Glocal weavers in Guatemala
Fashion With a Mission
After all these years of horrible news stories about large manufacturers using “sweat shops” and the like in rural countries where workers are desperately underpaid and ill-cared for, it is admirable that the fashion industry is focused on taking care of the people who make its profits possible.
This is especially admirable for independent designers who have fewer resources and smaller margins, and who therefore are risking their very survival to do the right thing by these workers. It’s innovating the fashion business by infusing it with a mission — to help small business and rural communities with economic development, or the “people” part of the triple bottom line.

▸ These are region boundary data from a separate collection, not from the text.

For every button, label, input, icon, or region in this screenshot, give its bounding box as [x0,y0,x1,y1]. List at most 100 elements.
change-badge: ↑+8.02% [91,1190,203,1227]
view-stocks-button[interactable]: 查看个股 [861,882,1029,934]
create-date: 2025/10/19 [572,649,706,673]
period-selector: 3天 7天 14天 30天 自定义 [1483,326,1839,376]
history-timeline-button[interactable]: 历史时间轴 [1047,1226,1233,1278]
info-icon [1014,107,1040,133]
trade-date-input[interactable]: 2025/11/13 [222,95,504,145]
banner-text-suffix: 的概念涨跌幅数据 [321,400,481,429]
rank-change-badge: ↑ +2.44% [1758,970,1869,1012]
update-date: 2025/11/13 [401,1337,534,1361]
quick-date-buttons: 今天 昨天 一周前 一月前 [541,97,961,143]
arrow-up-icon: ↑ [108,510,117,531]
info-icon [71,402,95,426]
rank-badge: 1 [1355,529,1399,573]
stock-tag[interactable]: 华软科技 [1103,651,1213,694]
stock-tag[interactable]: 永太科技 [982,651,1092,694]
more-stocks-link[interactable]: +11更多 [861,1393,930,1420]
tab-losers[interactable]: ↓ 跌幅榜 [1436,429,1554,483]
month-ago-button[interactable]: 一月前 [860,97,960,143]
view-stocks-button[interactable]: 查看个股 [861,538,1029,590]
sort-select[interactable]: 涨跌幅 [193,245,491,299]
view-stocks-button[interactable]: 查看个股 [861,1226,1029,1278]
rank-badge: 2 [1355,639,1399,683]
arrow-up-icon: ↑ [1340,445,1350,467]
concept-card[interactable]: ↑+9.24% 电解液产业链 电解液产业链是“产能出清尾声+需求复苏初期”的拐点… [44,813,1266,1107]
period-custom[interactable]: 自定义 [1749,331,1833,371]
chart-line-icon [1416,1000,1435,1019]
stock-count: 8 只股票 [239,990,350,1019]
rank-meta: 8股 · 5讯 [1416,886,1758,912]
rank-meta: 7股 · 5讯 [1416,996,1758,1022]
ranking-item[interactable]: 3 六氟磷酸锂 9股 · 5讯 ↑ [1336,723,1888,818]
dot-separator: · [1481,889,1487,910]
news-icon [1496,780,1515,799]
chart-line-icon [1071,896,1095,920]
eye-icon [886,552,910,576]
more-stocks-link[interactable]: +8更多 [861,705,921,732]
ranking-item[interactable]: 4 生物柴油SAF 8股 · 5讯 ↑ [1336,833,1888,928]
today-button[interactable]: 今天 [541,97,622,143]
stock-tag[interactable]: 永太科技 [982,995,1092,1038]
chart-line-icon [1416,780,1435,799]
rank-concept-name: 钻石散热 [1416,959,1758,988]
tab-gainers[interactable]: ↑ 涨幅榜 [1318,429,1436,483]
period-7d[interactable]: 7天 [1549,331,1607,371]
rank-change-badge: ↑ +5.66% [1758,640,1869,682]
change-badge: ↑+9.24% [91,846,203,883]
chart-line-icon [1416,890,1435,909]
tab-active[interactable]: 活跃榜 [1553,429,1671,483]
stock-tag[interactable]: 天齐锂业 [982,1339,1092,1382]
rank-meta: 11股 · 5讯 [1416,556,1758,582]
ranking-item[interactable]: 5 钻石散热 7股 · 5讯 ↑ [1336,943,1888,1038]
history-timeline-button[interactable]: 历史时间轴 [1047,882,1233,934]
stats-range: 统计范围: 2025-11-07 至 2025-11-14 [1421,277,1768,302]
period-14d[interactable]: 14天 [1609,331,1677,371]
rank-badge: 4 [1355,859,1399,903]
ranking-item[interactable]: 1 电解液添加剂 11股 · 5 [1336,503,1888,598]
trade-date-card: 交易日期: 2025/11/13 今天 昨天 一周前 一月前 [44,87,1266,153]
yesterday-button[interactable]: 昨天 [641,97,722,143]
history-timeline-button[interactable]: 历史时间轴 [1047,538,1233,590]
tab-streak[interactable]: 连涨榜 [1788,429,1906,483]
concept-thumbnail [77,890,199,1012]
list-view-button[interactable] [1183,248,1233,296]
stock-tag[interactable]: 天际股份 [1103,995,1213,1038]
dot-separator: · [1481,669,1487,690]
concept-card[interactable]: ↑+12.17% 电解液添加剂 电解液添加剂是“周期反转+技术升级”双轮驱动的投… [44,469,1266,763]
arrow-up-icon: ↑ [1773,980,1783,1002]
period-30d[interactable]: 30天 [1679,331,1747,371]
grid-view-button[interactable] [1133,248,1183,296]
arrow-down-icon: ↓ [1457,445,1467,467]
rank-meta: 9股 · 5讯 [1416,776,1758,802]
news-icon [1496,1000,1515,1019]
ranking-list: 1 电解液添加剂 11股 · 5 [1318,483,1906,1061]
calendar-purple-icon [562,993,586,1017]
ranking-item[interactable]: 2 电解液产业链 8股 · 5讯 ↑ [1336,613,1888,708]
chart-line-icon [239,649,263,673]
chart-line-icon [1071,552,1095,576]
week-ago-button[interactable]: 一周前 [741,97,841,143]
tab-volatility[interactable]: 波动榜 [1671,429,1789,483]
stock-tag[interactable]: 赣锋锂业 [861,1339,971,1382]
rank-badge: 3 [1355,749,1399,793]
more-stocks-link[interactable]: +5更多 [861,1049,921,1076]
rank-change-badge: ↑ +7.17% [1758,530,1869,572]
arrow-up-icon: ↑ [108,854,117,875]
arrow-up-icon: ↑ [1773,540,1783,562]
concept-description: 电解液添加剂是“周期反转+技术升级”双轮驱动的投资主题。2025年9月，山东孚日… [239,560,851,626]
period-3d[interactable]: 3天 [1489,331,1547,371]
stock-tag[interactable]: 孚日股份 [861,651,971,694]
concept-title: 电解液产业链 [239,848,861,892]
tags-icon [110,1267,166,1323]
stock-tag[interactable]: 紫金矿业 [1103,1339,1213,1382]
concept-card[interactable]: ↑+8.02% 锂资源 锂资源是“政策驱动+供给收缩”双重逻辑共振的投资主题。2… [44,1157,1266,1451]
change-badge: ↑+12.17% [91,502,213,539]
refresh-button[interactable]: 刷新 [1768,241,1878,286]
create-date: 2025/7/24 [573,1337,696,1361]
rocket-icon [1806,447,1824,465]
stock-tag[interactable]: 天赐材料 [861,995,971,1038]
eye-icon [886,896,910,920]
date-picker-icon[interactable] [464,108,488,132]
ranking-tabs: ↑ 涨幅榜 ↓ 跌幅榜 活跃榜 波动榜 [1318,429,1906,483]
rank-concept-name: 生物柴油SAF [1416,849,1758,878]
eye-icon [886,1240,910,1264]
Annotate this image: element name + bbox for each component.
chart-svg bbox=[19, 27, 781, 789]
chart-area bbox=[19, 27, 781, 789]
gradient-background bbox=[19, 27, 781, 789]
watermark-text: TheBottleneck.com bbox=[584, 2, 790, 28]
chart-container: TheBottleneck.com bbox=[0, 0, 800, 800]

Because the raw textiles come from outside the U.S., there’s the transportation factor in the carbon footprint equation. Bali manufactures in the New York area (Brooklyn, Manhattan and soon Queens), and Glocal’s transportation costs are reduced by the proximity of Guatemala, versus India or China.
Will It Sell?
Who is buying these independent, “sustainable” brands? Professional women mid-20’s to early 40’s, “with an eclectic style” who like to travel. Interestingly, Priti said “The largest racial group to purchase my pieces has been Asian and Hispanic. Black women come in a close second.”
Only selling for one year, Priti and Glocal are brand new lines, but they are making a respectable showing so far and demonstrating that independent fashion with a values/sustainability-based mission is an innovation whose time has come.
Securing a prominent showcase in New York’s Fashion Week alone is a good sign.